My issue with Sunday's article is this: I do not accept that "cowards" represent the anti-war movement. This is ridiculous. Bravery is not solely exercised on battlefields; nor is war an exclusive public record of courage and power. The environmental movement, the peace and civil rights movements, the women's movement contain vast histories and examples of bravery, heroism, pure test and triumph of the human spirit and body. Interestingly, underlying each testimony in Dye's article was the accusation that the American public is responsible for failed war efforts in Vietnam, for example or presently. War fails because bloodshed does not heal or bring peace to lands; and because there are great numbers of people who do not support aggression as a means for peace.

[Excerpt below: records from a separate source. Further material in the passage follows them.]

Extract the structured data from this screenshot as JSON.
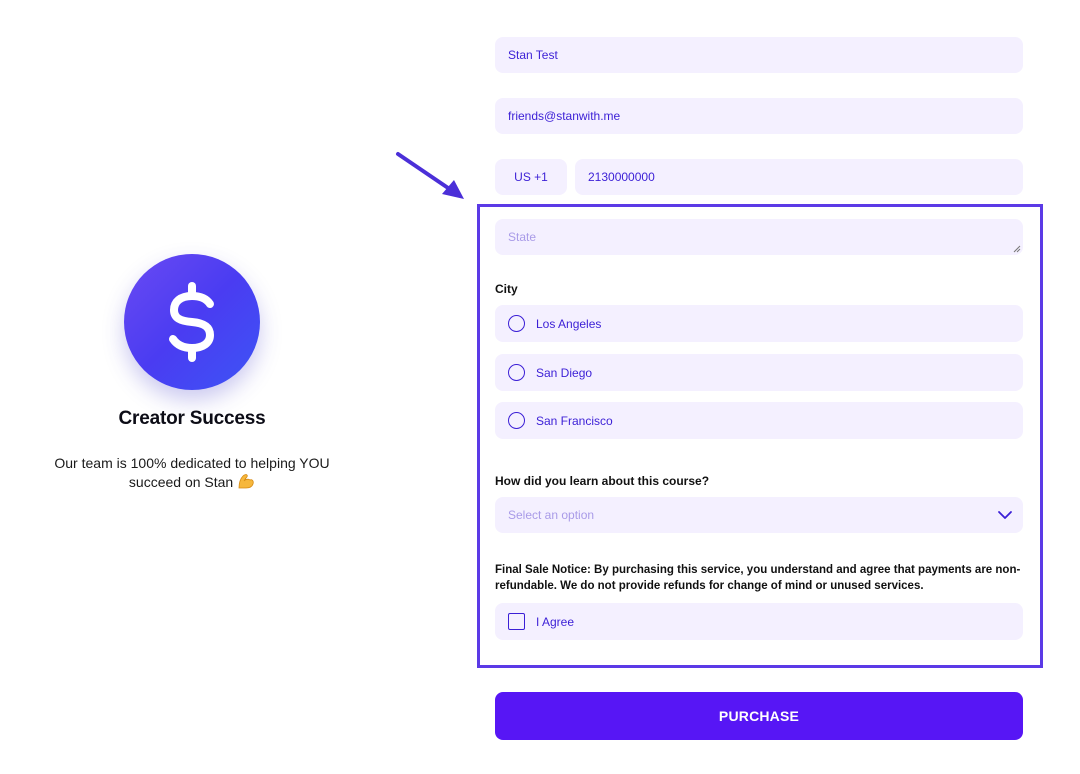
{
  "promo": {
    "icon": "dollar-icon",
    "title": "Creator Success",
    "text": "Our team is 100% dedicated to helping YOU succeed on Stan",
    "emoji": "flexed-biceps-emoji"
  },
  "form": {
    "name_value": "Stan Test",
    "email_value": "friends@stanwith.me",
    "country_code": "US +1",
    "phone_value": "2130000000",
    "state_placeholder": "State",
    "city_label": "City",
    "city_options": [
      "Los Angeles",
      "San Diego",
      "San Francisco"
    ],
    "learn_label": "How did you learn about this course?",
    "learn_placeholder": "Select an option",
    "notice": "Final Sale Notice: By purchasing this service, you understand and agree that payments are non-refundable. We do not provide refunds for change of mind or unused services.",
    "agree_label": "I Agree",
    "purchase_label": "PURCHASE"
  },
  "colors": {
    "accent": "#5716f5",
    "field_bg": "#f4f0ff",
    "field_text": "#3b1fd6",
    "highlight": "#5b3ae6"
  }
}
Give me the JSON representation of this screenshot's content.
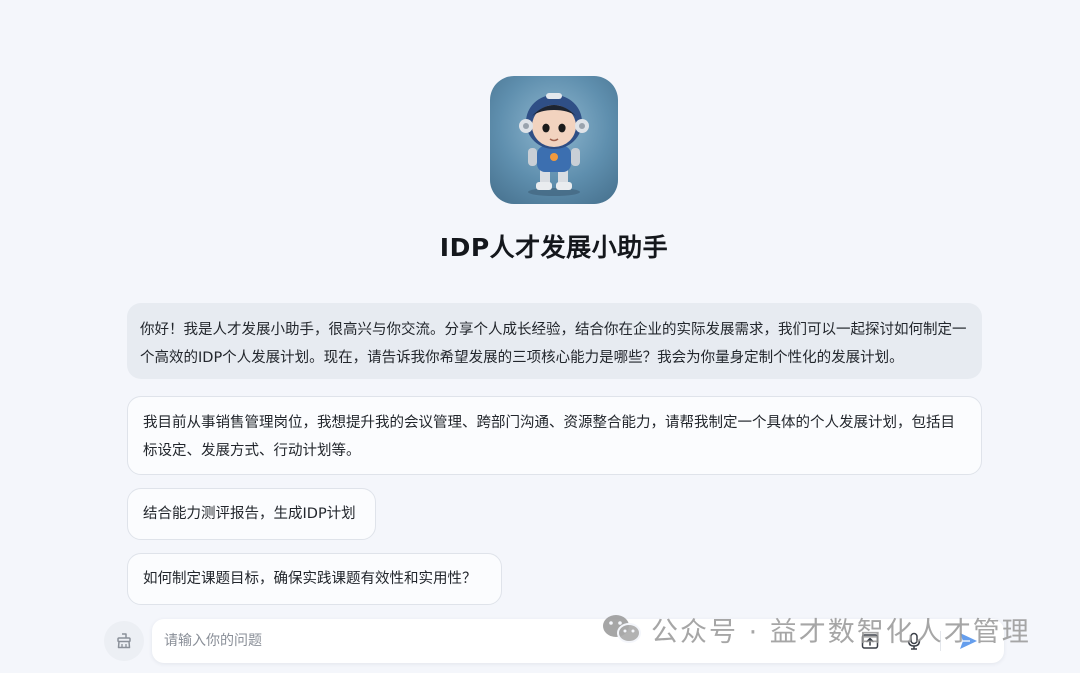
{
  "assistant": {
    "title": "IDP人才发展小助手",
    "greeting": "你好！我是人才发展小助手，很高兴与你交流。分享个人成长经验，结合你在企业的实际发展需求，我们可以一起探讨如何制定一个高效的IDP个人发展计划。现在，请告诉我你希望发展的三项核心能力是哪些？我会为你量身定制个性化的发展计划。"
  },
  "suggestions": [
    "我目前从事销售管理岗位，我想提升我的会议管理、跨部门沟通、资源整合能力，请帮我制定一个具体的个人发展计划，包括目标设定、发展方式、行动计划等。",
    "结合能力测评报告，生成IDP计划",
    "如何制定课题目标，确保实践课题有效性和实用性？"
  ],
  "input": {
    "placeholder": "请输入你的问题",
    "value": ""
  },
  "icons": {
    "clear": "broom-icon",
    "upload": "upload-icon",
    "mic": "microphone-icon",
    "send": "send-icon"
  },
  "watermark": {
    "text": "公众号 · 益才数智化人才管理"
  },
  "colors": {
    "background": "#f4f6fb",
    "greeting_bubble": "#e7ebf1",
    "send_accent": "#4a8dea"
  }
}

What kind of leadership is ours when President Bush has rejected every offer from the Taliban to negotiate? Is it not also cowardly to eradicate your enemy without ever knowing or seeing him?
Finally, Mr. Wahto's observation that U.S. ground soldiers are "a different breed" is very true. These "highly trained warriors" also require constant justification and exercise which only postpones peace. Instead of the U.S. pouring billions into guerrilla universities or aviation schools or developing missiles that pass hands like candy, what if the U.S. government paid their outstanding U.N. debt and contributed to establishing schools, good health, free enterprise and equal rights and freedoms for all members of society and our world community? Let's leave the Bush administration behind and save our planet and country from ultimate ruin and sacrifice.